The fundamentals of
billing the practice of law will change if Alan Dershowitz and partners have their way;
Over the years, like any businessman, [David] Schottenstein has had a need of lawyers for routine issues. And each month, Schottenstein would get a bill in the mail from these lawyers. “Every time the bill came, it was like having a pit in my stomach,” he says. “I had no idea what I was in store for. I heard Darth Vader music in the background.” His lawyers would bill 50 hours for a task, when he would have told them to cap it at five. Sometimes he wondered if his lawyers simply looked at Schottenstein’s account at the end of each month and figured, “We didn’t hit him hard enough this month. He’s doing well.”

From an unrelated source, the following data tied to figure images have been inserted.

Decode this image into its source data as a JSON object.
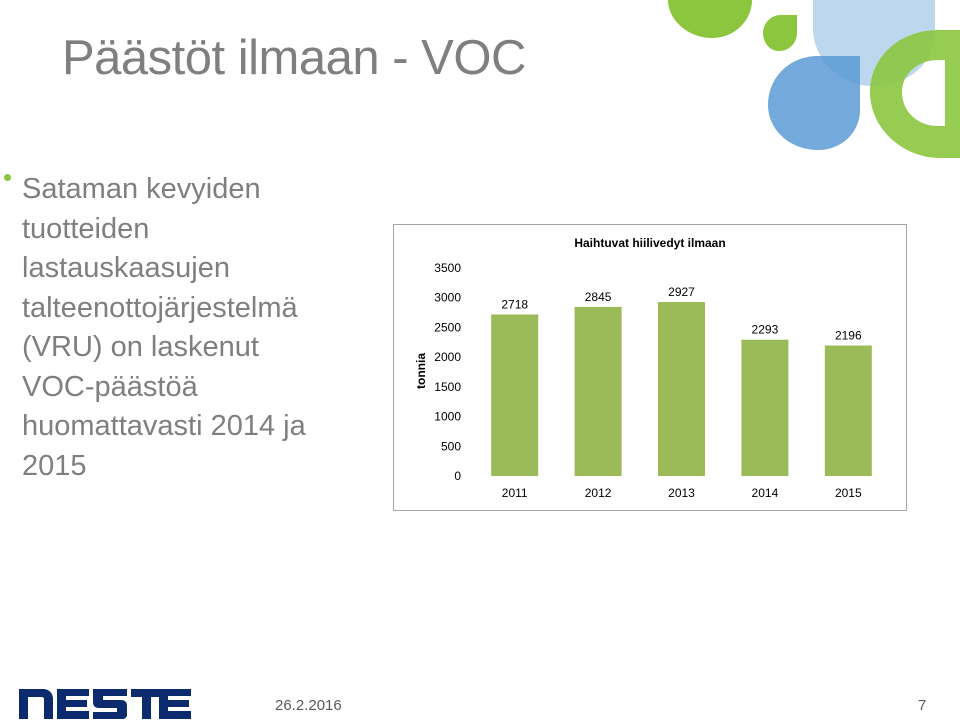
{
  "slide": {
    "title": "Päästöt ilmaan - VOC",
    "body": "Sataman kevyiden\ntuotteiden\nlastauskaasujen\ntalteenottojärjestelmä\n(VRU) on laskenut\nVOC-päästöä\nhuomattavasti 2014 ja\n2015",
    "date": "26.2.2016",
    "page_number": "7",
    "logo_text": "NESTE"
  },
  "colors": {
    "bar": "#9bbb59",
    "title": "#7f7f7f",
    "logo": "#0c2a6e",
    "accent_green": "#8cc63f",
    "accent_blue": "#5b9bd5"
  },
  "chart_data": {
    "type": "bar",
    "title": "Haihtuvat hiilivedyt ilmaan",
    "xlabel": "",
    "ylabel": "tonnia",
    "categories": [
      "2011",
      "2012",
      "2013",
      "2014",
      "2015"
    ],
    "values": [
      2718,
      2845,
      2927,
      2293,
      2196
    ],
    "data_labels": [
      "2718",
      "2845",
      "2927",
      "2293",
      "2196"
    ],
    "ylim": [
      0,
      3500
    ],
    "yticks": [
      0,
      500,
      1000,
      1500,
      2000,
      2500,
      3000,
      3500
    ],
    "grid": false,
    "legend": "none"
  }
}
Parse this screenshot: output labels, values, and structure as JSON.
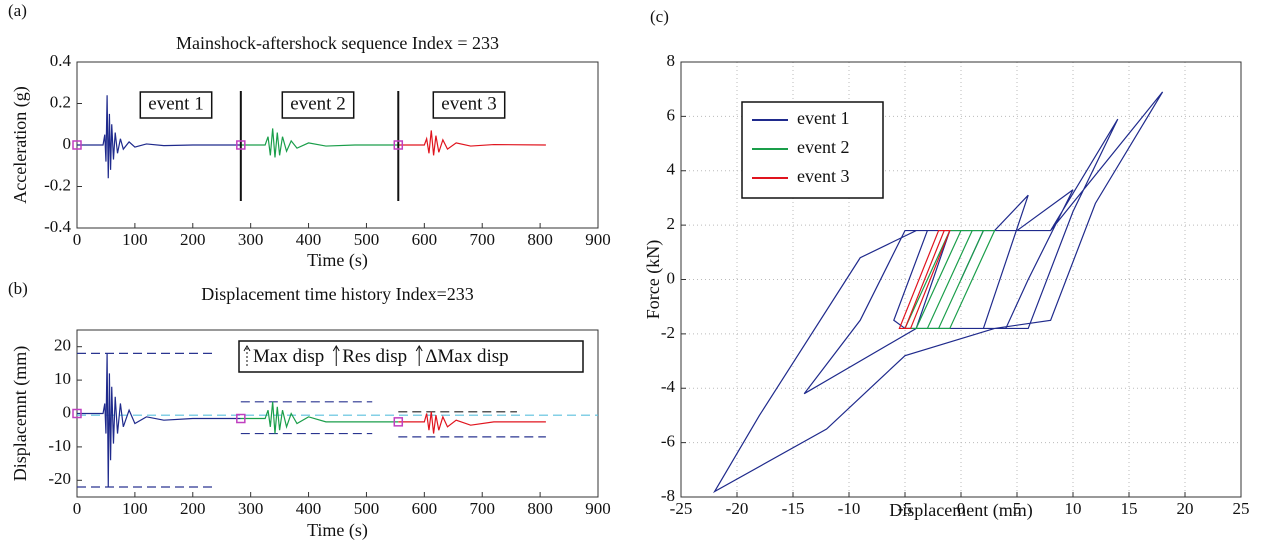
{
  "chart_data": [
    {
      "type": "line",
      "panel": "(a)",
      "title": "Mainshock-aftershock sequence Index = 233",
      "x_label": "Time (s)",
      "y_label": "Acceleration (g)",
      "xlim": [
        0,
        900
      ],
      "xticks": [
        0,
        100,
        200,
        300,
        400,
        500,
        600,
        700,
        800,
        900
      ],
      "ylim": [
        -0.4,
        0.4
      ],
      "yticks": [
        -0.4,
        -0.2,
        0,
        0.2,
        0.4
      ],
      "annotations": [
        "event 1",
        "event 2",
        "event 3"
      ],
      "separators": {
        "x": [
          283,
          555
        ],
        "ymin": -0.27,
        "ymax": 0.26
      },
      "markers": {
        "color": "#c03fc0",
        "x": [
          0,
          283,
          555
        ],
        "values": [
          0,
          0,
          0
        ]
      },
      "series": [
        {
          "name": "event 1",
          "color": "#1f2a8c",
          "x": [
            0,
            45,
            48,
            50,
            52,
            54,
            56,
            58,
            60,
            63,
            66,
            70,
            75,
            80,
            90,
            100,
            120,
            150,
            200,
            283
          ],
          "values": [
            0,
            0,
            0.05,
            -0.08,
            0.24,
            -0.16,
            0.15,
            -0.12,
            0.1,
            -0.07,
            0.06,
            -0.04,
            0.03,
            -0.02,
            0.015,
            -0.01,
            0.005,
            -0.003,
            0,
            0
          ]
        },
        {
          "name": "event 2",
          "color": "#1a9e4a",
          "x": [
            283,
            325,
            330,
            334,
            338,
            342,
            346,
            350,
            355,
            362,
            370,
            380,
            400,
            430,
            480,
            555
          ],
          "values": [
            0,
            0,
            0.04,
            -0.05,
            0.08,
            -0.06,
            0.06,
            -0.05,
            0.04,
            -0.03,
            0.02,
            -0.015,
            0.01,
            -0.005,
            0,
            0
          ]
        },
        {
          "name": "event 3",
          "color": "#e0141e",
          "x": [
            555,
            600,
            604,
            608,
            612,
            616,
            620,
            625,
            632,
            640,
            655,
            680,
            720,
            810
          ],
          "values": [
            0,
            0,
            0.03,
            -0.04,
            0.07,
            -0.05,
            0.045,
            -0.035,
            0.025,
            -0.02,
            0.01,
            -0.005,
            0.002,
            0
          ]
        }
      ]
    },
    {
      "type": "line",
      "panel": "(b)",
      "title": "Displacement time history Index=233",
      "x_label": "Time (s)",
      "y_label": "Displacemnt (mm)",
      "xlim": [
        0,
        900
      ],
      "xticks": [
        0,
        100,
        200,
        300,
        400,
        500,
        600,
        700,
        800,
        900
      ],
      "ylim": [
        -25,
        25
      ],
      "yticks": [
        -20,
        -10,
        0,
        10,
        20
      ],
      "legend": [
        "Max disp",
        "Res disp",
        "ΔMax disp"
      ],
      "markers": {
        "color": "#c03fc0",
        "x": [
          0,
          283,
          555
        ],
        "values": [
          0,
          -1.5,
          -2.5
        ]
      },
      "reference_lines": [
        {
          "color": "#5bc0de",
          "y": -0.5,
          "x": [
            0,
            900
          ]
        },
        {
          "color": "#2a3590",
          "y": 18,
          "x": [
            0,
            240
          ]
        },
        {
          "color": "#2a3590",
          "y": -22,
          "x": [
            0,
            240
          ]
        },
        {
          "color": "#2a3590",
          "y": 3.5,
          "x": [
            283,
            510
          ]
        },
        {
          "color": "#2a3590",
          "y": -6,
          "x": [
            283,
            510
          ]
        },
        {
          "color": "#222222",
          "y": 0.5,
          "x": [
            555,
            760
          ]
        },
        {
          "color": "#2a3590",
          "y": -7,
          "x": [
            555,
            810
          ]
        }
      ],
      "series": [
        {
          "name": "event 1",
          "color": "#1f2a8c",
          "x": [
            0,
            45,
            48,
            50,
            52,
            54,
            56,
            58,
            60,
            63,
            66,
            70,
            75,
            80,
            90,
            100,
            120,
            150,
            200,
            283
          ],
          "values": [
            0,
            0,
            3,
            -6,
            18,
            -22,
            12,
            -14,
            8,
            -9,
            5,
            -6,
            3,
            -4,
            1,
            -3,
            -1,
            -2,
            -1.5,
            -1.5
          ]
        },
        {
          "name": "event 2",
          "color": "#1a9e4a",
          "x": [
            283,
            325,
            330,
            334,
            338,
            342,
            346,
            350,
            355,
            362,
            370,
            380,
            400,
            430,
            480,
            555
          ],
          "values": [
            -1.5,
            -1.5,
            1,
            -4,
            3.5,
            -6,
            2,
            -5,
            1,
            -4,
            0,
            -3,
            -1,
            -2.5,
            -2.5,
            -2.5
          ]
        },
        {
          "name": "event 3",
          "color": "#e0141e",
          "x": [
            555,
            600,
            604,
            608,
            612,
            616,
            620,
            625,
            632,
            640,
            655,
            680,
            720,
            810
          ],
          "values": [
            -2.5,
            -2.5,
            0,
            -5,
            0.5,
            -6,
            -0.5,
            -5,
            -1,
            -4,
            -2,
            -3.5,
            -2.5,
            -2.5
          ]
        }
      ]
    },
    {
      "type": "line",
      "panel": "(c)",
      "x_label": "Displacement (mm)",
      "y_label": "Force (kN)",
      "xlim": [
        -25,
        25
      ],
      "xticks": [
        -25,
        -20,
        -15,
        -10,
        -5,
        0,
        5,
        10,
        15,
        20,
        25
      ],
      "ylim": [
        -8,
        8
      ],
      "yticks": [
        -8,
        -6,
        -4,
        -2,
        0,
        2,
        4,
        6,
        8
      ],
      "grid": true,
      "series": [
        {
          "name": "event 1",
          "color": "#1f2a8c",
          "x": [
            0,
            2,
            8,
            14,
            10,
            6,
            -4,
            -14,
            -9,
            -5,
            8,
            18,
            12,
            8,
            3,
            -5,
            -12,
            -22,
            -18,
            -9,
            -4,
            5,
            10,
            6,
            4,
            -5,
            -6,
            -3,
            3,
            6,
            2,
            -4,
            -1
          ],
          "values": [
            0,
            1.8,
            1.8,
            5.9,
            2.5,
            -1.8,
            -1.8,
            -4.2,
            -1.5,
            1.8,
            1.8,
            6.9,
            2.8,
            -1.5,
            -1.8,
            -2.8,
            -5.5,
            -7.8,
            -5,
            0.8,
            1.8,
            1.8,
            3.3,
            0,
            -1.8,
            -1.8,
            -1.5,
            1.8,
            1.8,
            3.1,
            -1.8,
            -1.8,
            1.8
          ]
        },
        {
          "name": "event 2",
          "color": "#1a9e4a",
          "x": [
            -1,
            3,
            -1,
            -5,
            -1,
            2,
            -2,
            -4,
            0,
            1,
            -3,
            -5,
            -1
          ],
          "values": [
            1.8,
            1.8,
            -1.8,
            -1.8,
            1.8,
            1.8,
            -1.8,
            -1.8,
            1.8,
            1.8,
            -1.8,
            -1.8,
            1.8
          ]
        },
        {
          "name": "event 3",
          "color": "#e0141e",
          "x": [
            -2,
            -1,
            -4.5,
            -5.5,
            -2,
            -1.5,
            -5
          ],
          "values": [
            1.8,
            1.8,
            -1.8,
            -1.8,
            1.8,
            1.8,
            -1.8
          ]
        }
      ]
    }
  ]
}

He fired three law firms before reaching out to a childhood friend from Columbus, Ohio, Robbie Friedman. Friedman had just left a big firm where he was unhappy and moved back to Columbus to hang out a shingle on a practice of his own. Schottenstein offered him a deal. He’d hire Friedman for all his legal work, but to avoid conflicts, Friedman would send him a list of everything he’d done, the hours spent, and the fees accrued. “That way I can tell you any time, stop doing whatever, shit’s out of control,” Schottenstein told his old friend.
“It worked like magic,” he says. Only, the process was slightly cumbersome for Friedman, who had to enter the data into an existing time system he used, and then re-send the data in an email. The two put their heads together to develop one system that would achieve both tasks, Viewabill.
Eventually interesting the famous lawyer in the product, even though he had to trade in his little black notebook for an iPad to use it. Now all they need are some customers.